Moreover, the naturalistic assumption compels biologists to ignore the overwhelming evidence for purpose and design that can be read right off the face of nature. It seems intuitively obvious that eyes are designed for seeing, ears for hearing, and fins for swimming. Even dyed-in-the- wool atheists such as Dawkins acknowledge the prima facie evidence of purpose: his definition of biology is "the study of complicated things that give the appearance of having been designed for a purpose." The goal of Darwinism is to demonstrate that, contrary to appearances, these complicated things are really the product of random changes and natural laws.
But a century and a half after Darwin, that goal has not been reached. (The scientific failures of Darwinism are discussed at length in Johnson's first book, Darwin on Trial, and outlined only briefly here.) The meager factual basis for Darwinism makes plausible Johnson's thesis that the major reason for the theory's dominance is not science but philosophy: It reassures secularists that they don't have to worry about a Creator.

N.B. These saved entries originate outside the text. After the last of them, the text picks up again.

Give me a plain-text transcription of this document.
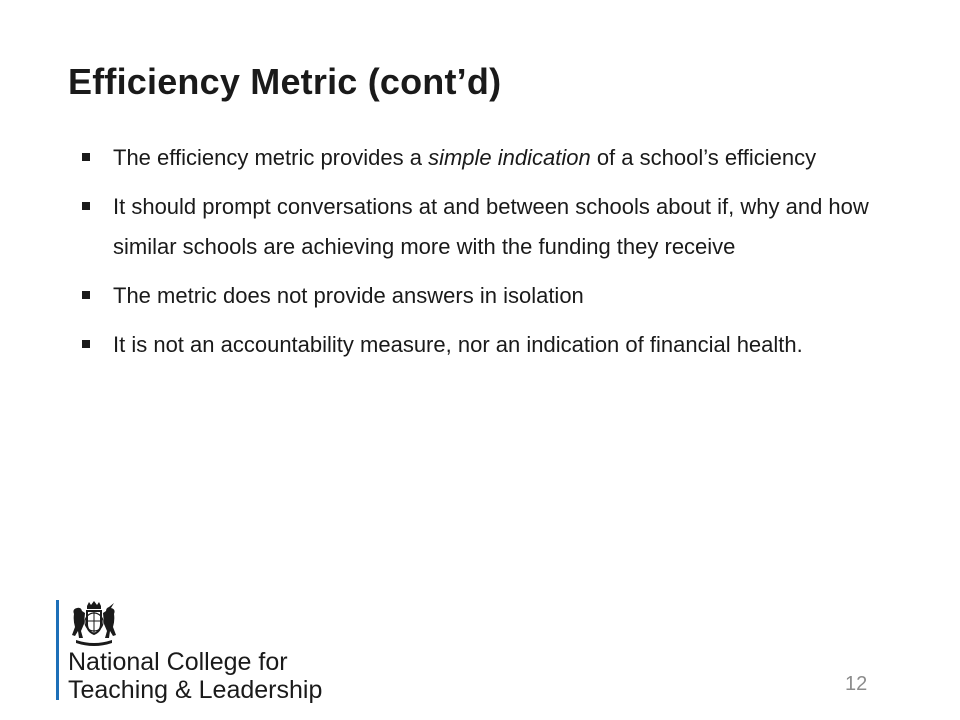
Efficiency Metric (cont’d)
The efficiency metric provides a simple indication of a school’s efficiency
It should prompt conversations at and between schools about if, why and how similar schools are achieving more with the funding they receive
The metric does not provide answers in isolation
It is not an accountability measure, nor an indication of financial health.
National College for
Teaching & Leadership	12
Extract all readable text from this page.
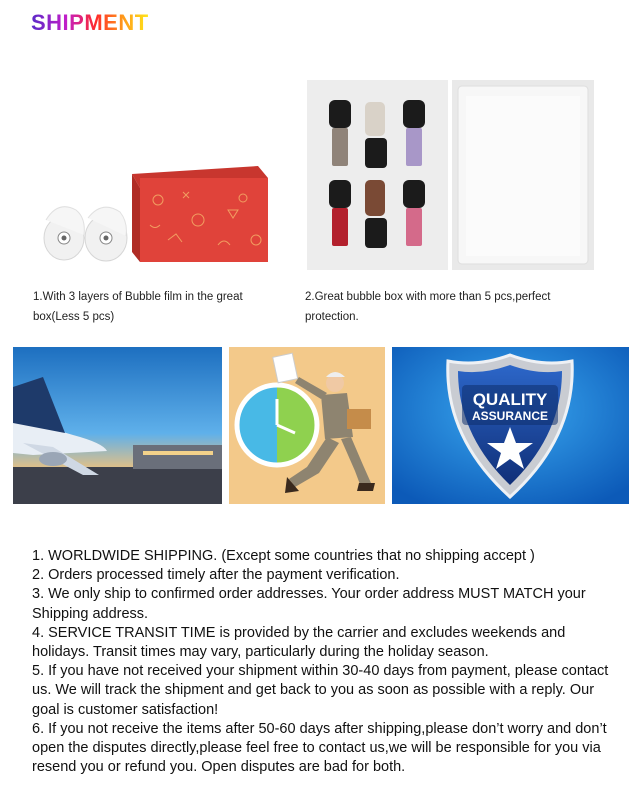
SHIPMENT
1.With 3 layers of Bubble film in the great box(Less 5 pcs)
2.Great bubble box with more than 5 pcs,perfect protection.
QUALITY
ASSURANCE

1. WORLDWIDE SHIPPING. (Except some countries that no shipping accept )

2. Orders processed timely after the payment verification.

3. We only ship to confirmed order addresses. Your order address MUST MATCH your Shipping address.

4. SERVICE TRANSIT TIME is provided by the carrier and excludes weekends and holidays. Transit times may vary, particularly during the holiday season.

5. If you have not received your shipment within 30-40 days from payment, please contact us. We will track the shipment and get back to you as soon as possible with a reply. Our goal is customer satisfaction!

6. If you not receive the items after 50-60 days after shipping,please don’t worry and don’t open the disputes directly,please feel free to contact us,we will be responsible for you via resend you or refund you. Open disputes are bad for both.
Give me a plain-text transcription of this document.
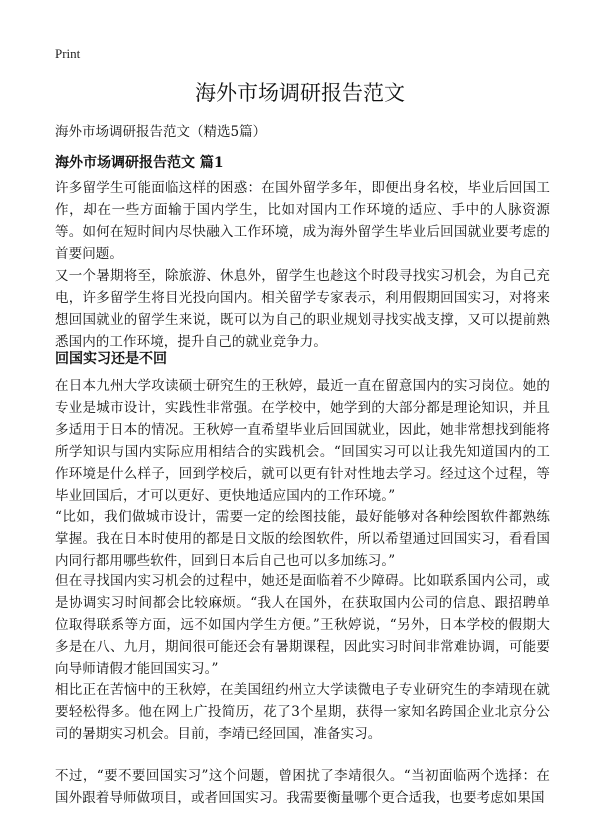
Print
海外市场调研报告范文
海外市场调研报告范文（精选5篇）
海外市场调研报告范文 篇1

许多留学生可能面临这样的困惑：在国外留学多年，即便出身名校，毕业后回国工作，却在一些方面输于国内学生，比如对国内工作环境的适应、手中的人脉资源等。如何在短时间内尽快融入工作环境，成为海外留学生毕业后回国就业要考虑的首要问题。

又一个暑期将至，除旅游、休息外，留学生也趁这个时段寻找实习机会，为自己充电，许多留学生将目光投向国内。相关留学专家表示，利用假期回国实习，对将来想回国就业的留学生来说，既可以为自己的职业规划寻找实战支撑，又可以提前熟悉国内的工作环境，提升自己的就业竞争力。

回国实习还是不回

在日本九州大学攻读硕士研究生的王秋婷，最近一直在留意国内的实习岗位。她的专业是城市设计，实践性非常强。在学校中，她学到的大部分都是理论知识，并且多适用于日本的情况。王秋婷一直希望毕业后回国就业，因此，她非常想找到能将所学知识与国内实际应用相结合的实践机会。“回国实习可以让我先知道国内的工作环境是什么样子，回到学校后，就可以更有针对性地去学习。经过这个过程，等毕业回国后，才可以更好、更快地适应国内的工作环境。”

“比如，我们做城市设计，需要一定的绘图技能，最好能够对各种绘图软件都熟练掌握。我在日本时使用的都是日文版的绘图软件，所以希望通过回国实习，看看国内同行都用哪些软件，回到日本后自己也可以多加练习。”

但在寻找国内实习机会的过程中，她还是面临着不少障碍。比如联系国内公司，或是协调实习时间都会比较麻烦。“我人在国外，在获取国内公司的信息、跟招聘单位取得联系等方面，远不如国内学生方便。”王秋婷说，“另外，日本学校的假期大多是在八、九月，期间很可能还会有暑期课程，因此实习时间非常难协调，可能要向导师请假才能回国实习。”

相比正在苦恼中的王秋婷，在美国纽约州立大学读微电子专业研究生的李靖现在就要轻松得多。他在网上广投简历，花了3个星期，获得一家知名跨国企业北京分公司的暑期实习机会。目前，李靖已经回国，准备实习。

不过，“要不要回国实习”这个问题，曾困扰了李靖很久。“当初面临两个选择：在国外跟着导师做项目，或者回国实习。我需要衡量哪个更合适我，也要考虑如果国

In making his case, Johnson adopts a somewhat episodic approach, jumping from theoretical arguments to current issues to practical strategies for advancing a theistic point of view. (Don't say you want to introduce a new subject-religion-into the school curriculum, Johnson advises. Instead, say you want to offer a Christian viewpoint on an existing subject, such as science or sex education. "Viewpoint discrimination" has been ruled unconstitutional.) The current issues Johnson analyzes will be familiar to readers who follow cultural controversies closely, yet all will benefit from the book's clarity as it hammers away at the central point: Once you admit Darwinian evolution, God becomes a fiction, and everything else in postmodern culture flows from that. Secularists may be friendly toward religion, viewing it as harmless and even morally uplifting, or they may be hostile. But when the chips are down, they see religion as a fantasy, and the sooner believers grasp that, the sooner we will be able to counter what Johnson calls "the subtext of contempt" running through so many public debates today.